When I teach, I usually teach at whatever level the group is at—while always adding something more in order to encourage the attendees to stretch their minds a bit more. But, being at Unity of Sedona for several years now is different. Here, the attendees seem ready for something profound every week, and I am happy to oblige. And yet it can still push some people’s buttons to have someone standing up there on a consistent basis speaking on such deep and varied topics and doing so with such confidence.
A Story About Walking the Spiritual Path
Students on the spiritual path (including those in Sedona) are well represented in a story I created about two freshwater springs. These springs are found by walking through a very hot and challenging desert. The first spring is called the “spring of comfort.” It has cool, clean, refreshing water and is only a two-mile walk—which makes the visit this spring all the more enticing, as it’s somewhat easy to reach and offers at least a reasonable amount of reward. The other spring is called the “spring of life.” This spring is reached after first visiting the spring of comfort. This spring has all the beauty of the first spring, and even more, but it’s several more miles away. Nevertheless, this spring is well worth it, as it can awaken one’s soul—thus bringing us eternal life and a life of depth, abundance, and fulfilling relationships.
Oddly enough, although the spring of life offers a far greater reward than the spring of comfort, even those who set out for it usually end up settling for the spring of comfort. Although they could use the refreshment they receive at the spring of comfort to give them the strength they need to reach the spring of life, by the time they are ready to take off again and reach the spring of life, they feel it’s simply too late in the day to continue on with the longer journey. They don’t understand how tragic their decision is, because they have no idea what they are missing and because they choose to distract themselves with their smaller accomplishment of reaching the spring of comfort. So they tend to fill their mind with rationalizations for not choosing the greater quest. Those who choose not to move on to the spring of life will carry within their soul a greater burden than they already had. Their soul knows of their failure to choose wisely and it will add to their burden in their next life.

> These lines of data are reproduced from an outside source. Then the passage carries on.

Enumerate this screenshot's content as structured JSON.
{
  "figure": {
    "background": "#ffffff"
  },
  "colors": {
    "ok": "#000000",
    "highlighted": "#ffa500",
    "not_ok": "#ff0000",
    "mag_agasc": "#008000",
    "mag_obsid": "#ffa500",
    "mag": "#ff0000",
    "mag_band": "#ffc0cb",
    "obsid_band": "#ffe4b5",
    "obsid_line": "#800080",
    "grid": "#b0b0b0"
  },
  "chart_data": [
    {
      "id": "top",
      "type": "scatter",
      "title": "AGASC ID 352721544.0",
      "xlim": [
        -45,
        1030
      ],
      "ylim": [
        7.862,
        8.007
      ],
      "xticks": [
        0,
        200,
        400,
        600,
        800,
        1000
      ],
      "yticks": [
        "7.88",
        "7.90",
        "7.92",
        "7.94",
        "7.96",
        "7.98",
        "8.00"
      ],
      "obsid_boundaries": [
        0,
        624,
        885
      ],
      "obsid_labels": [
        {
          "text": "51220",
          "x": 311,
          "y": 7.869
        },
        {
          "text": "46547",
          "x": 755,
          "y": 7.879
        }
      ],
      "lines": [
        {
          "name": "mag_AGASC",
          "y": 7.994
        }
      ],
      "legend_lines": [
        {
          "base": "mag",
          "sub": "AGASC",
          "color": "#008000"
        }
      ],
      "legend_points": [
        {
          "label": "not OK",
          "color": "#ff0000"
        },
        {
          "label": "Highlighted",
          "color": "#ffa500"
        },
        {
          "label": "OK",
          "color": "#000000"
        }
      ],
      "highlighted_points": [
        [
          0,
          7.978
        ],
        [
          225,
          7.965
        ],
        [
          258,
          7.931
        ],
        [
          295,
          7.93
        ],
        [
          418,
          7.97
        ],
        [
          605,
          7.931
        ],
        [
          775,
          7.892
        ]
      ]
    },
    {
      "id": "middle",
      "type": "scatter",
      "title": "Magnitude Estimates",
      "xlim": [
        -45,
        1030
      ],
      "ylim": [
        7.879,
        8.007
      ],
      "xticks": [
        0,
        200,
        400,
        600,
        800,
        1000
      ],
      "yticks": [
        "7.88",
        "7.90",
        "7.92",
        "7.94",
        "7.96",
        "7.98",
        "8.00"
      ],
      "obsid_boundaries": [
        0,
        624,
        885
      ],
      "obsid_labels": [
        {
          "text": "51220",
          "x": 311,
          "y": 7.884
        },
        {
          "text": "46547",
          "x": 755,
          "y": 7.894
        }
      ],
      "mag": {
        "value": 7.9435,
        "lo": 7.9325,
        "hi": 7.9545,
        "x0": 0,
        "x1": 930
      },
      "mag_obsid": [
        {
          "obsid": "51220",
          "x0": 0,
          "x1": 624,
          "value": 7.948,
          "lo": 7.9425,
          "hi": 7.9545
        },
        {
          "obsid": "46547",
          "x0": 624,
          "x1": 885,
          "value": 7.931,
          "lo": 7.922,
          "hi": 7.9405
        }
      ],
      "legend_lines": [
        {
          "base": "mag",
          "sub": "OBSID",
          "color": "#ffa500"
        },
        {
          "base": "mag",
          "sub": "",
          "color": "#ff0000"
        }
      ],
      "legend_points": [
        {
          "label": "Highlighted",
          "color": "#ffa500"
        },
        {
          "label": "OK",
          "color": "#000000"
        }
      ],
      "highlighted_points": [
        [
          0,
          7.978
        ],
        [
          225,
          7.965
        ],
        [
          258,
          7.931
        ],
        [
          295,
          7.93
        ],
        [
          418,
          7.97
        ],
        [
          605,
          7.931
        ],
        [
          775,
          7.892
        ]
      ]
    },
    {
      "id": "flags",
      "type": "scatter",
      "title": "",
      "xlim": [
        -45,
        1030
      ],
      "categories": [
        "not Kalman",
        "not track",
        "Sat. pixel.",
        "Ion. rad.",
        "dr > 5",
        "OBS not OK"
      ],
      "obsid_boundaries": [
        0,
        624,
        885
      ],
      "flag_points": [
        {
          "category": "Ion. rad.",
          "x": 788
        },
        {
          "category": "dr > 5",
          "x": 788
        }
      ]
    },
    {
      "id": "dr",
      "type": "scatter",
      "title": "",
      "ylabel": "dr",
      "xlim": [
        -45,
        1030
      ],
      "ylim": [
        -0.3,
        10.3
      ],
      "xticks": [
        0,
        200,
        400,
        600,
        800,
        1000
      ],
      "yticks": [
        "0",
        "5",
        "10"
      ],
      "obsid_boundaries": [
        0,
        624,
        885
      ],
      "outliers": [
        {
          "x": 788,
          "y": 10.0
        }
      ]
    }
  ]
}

But the few who do choose the greater quest for the spring of life are either those who go part way, rest, and then move forward again until they reach their goal OR they are those who don’t even bother stopping for a rest and just insist on getting to the spring of life as soon as possible, as they know the new life that awaits them.
The Three Gunas, or States of Consciousness
In the Hindu Yogi and Buddhist traditions, there is something called the “three gunas” (which basically defines our three general types of people or states of consciousness—each more evolved than the previous. These are known as “tamas,” “rajas,” and “sattva.”
The first group/type (tamas) represents the shallow people who don’t even bother embarking on the spiritual path. The second group/type (rajas) represents those who do embark on the path, but settle for the spring of comfort and everything it represents. Yes, they are on the path, but mainly to the point that it serves them (e.g. increasing sales, impressing friends, finding more lovers, lifting reputation, affording better wine, etc.). There might be progress on this person’s path but the progress has not yet become deeply rooted. The third group/type (sattva) represents those who maintain a focus on God as a priority (rather than self). They live to be loved and give praise (through words and deeds of kindness), rather than to “get love” and/or “receive praise.”
Oneness with God Is Our Top Priority
If it’s true that all of life’s events are a test for us (and I assure you they are) AND if connecting with Spirit is the most important thing in the world (and I assure you it is), then it stands to reason that all of life’s tests are about getting ourselves closer to God. By default, all else is a distraction and a potential detour away from our goal of oneness with God.
It’s not to say we can’t have a nice time while we are here but the point is to get our priorities straight—both our personal and our spiritual priorities. Our spiritual priorities (which include involving ourselves with as many spiritual experiences as possible) supersede all else—including our personal priorities. Setting a spiritual priority can be as simple as starting and ending the day with communion with God, rather than merely having a blank mind or obsessing over the issues of life. Our personal priorities include making it a priority to go to a gym instead of a bar OR spending time with a counselor instead of being absorbed in addiction. Choosing to create greater personal priorities is actually a great way to connect with and honor our spiritual priorities and actually mirrors placing a greater priority on God.
Distractions Along the Spiritual Path
We should all ask ourselves what it is that we allow to get in our way of reaching the spring of life. For some people, the distractions can be as shallow as a favorite television show, a romantic date, “getting laid,” or going to a sporting event. Don’t get me wrong, these things are great to do if that’s your thing, but only if they are seen as less of a priority than one’s spiritual path. Some even make excuses like claiming that going to a sporting event IS a “spiritual experience” for them. Nice try, but it doesn’t fly. Yes, we can gain something spiritual from nearly any experience, but we need to make it a priority to participate in experiences that are so filled with Spirit, that it would be nearly impossible to not have a spiritual experience when we attend—events such as healing circles, counseling sessions, Sunday services, Solstice Celebrations, and so forth.
So consider being honest about all things in life including your spiritual path. We need to stop justifying our petty hobbies, addictions, and distractions as having any real importance. We can go ahead and do them if we must, but we should call them what they are and not confuse them with the real path Home.